Simon Hurtz notiert in der Süddeutschen vom 9.4.23 in seinem Essay »Die größte Gefahr an KI ist der Mensch«: »KI braucht kein Bewusstsein für eine Revolution – und wir sind noch nicht darauf vorbereitet.« Zu allem, was KI nicht beherrscht, gehöre ein »noch«, so Hurtz, denn bald könnte es anders sein. »KI darf den Menschen nicht ersetzen«, sagt der Deutsche Ethikrat. Hurtz: »Das ist richtig, aber leider Wunschdenken.« Seine Prognose: »Manche Programmierer, Anwältinnen, Mathematiker:innen, Dolmetscher und Journalisten müssen sich darauf einstellen, dass sie entweder mit KI arbeiten – oder gar nicht mehr.«

Die relativ schnelle Aufeinanderfolge der Chatbots 3/4 von OpenAI hat die allgemeine Diskussion über die Frage »Werden intelligente Maschinen die Welt erobern?« angefacht.

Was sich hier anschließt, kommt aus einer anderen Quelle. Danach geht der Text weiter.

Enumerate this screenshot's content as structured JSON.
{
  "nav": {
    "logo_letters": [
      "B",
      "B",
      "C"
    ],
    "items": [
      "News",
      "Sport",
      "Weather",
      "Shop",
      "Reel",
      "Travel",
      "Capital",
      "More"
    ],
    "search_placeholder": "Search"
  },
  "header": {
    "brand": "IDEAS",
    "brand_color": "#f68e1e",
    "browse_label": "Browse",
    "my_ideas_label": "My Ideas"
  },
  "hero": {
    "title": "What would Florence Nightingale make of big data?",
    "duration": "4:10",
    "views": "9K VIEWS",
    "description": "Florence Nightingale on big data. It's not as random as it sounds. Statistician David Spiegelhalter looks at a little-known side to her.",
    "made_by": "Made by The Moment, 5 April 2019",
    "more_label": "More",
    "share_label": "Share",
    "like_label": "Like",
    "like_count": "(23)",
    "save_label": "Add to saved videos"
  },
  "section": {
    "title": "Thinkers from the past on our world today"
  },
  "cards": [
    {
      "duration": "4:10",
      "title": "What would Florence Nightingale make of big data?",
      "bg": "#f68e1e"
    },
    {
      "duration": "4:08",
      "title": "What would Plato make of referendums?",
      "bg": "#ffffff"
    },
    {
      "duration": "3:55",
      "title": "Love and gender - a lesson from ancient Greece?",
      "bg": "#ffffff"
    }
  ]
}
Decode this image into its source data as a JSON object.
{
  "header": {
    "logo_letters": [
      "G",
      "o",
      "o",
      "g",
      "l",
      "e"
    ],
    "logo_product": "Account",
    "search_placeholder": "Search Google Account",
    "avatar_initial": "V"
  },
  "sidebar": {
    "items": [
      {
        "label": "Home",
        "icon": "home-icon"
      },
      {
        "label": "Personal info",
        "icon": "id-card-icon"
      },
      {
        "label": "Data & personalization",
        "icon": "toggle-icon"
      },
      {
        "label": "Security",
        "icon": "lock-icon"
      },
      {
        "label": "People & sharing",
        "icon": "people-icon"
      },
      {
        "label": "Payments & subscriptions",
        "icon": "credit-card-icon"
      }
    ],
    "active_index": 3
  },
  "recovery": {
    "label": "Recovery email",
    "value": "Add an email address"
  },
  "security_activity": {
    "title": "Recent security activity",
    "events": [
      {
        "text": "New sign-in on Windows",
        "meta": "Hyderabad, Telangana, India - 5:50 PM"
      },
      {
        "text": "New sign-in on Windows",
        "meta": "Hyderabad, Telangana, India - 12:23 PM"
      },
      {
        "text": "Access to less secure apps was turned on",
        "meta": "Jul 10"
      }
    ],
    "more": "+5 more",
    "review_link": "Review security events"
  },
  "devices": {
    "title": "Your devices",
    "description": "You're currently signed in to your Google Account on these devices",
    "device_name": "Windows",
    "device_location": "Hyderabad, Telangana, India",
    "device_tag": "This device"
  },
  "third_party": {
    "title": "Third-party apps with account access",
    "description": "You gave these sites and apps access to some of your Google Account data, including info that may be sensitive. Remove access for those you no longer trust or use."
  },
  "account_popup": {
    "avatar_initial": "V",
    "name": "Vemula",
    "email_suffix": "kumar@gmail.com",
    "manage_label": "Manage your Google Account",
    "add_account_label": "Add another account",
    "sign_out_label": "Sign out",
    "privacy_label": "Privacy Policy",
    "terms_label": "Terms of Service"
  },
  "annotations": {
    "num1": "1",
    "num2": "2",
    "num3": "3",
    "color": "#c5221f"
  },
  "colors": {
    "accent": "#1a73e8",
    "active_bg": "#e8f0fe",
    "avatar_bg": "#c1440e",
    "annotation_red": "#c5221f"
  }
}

Dabei existieren Chatbots seit den Sechzigern, als Joseph Weizenbaum, einer der Väter der künstlichen Intelligenz, das Programm Eliza vorstellte, das eine Psycho-therapeutin imitiert, worauf Markus Kneer unter der Überschrift »In der Maschine steckt kein Ich« schon am 28.7.2022 im Internet-Magazin republik.ch hinwies.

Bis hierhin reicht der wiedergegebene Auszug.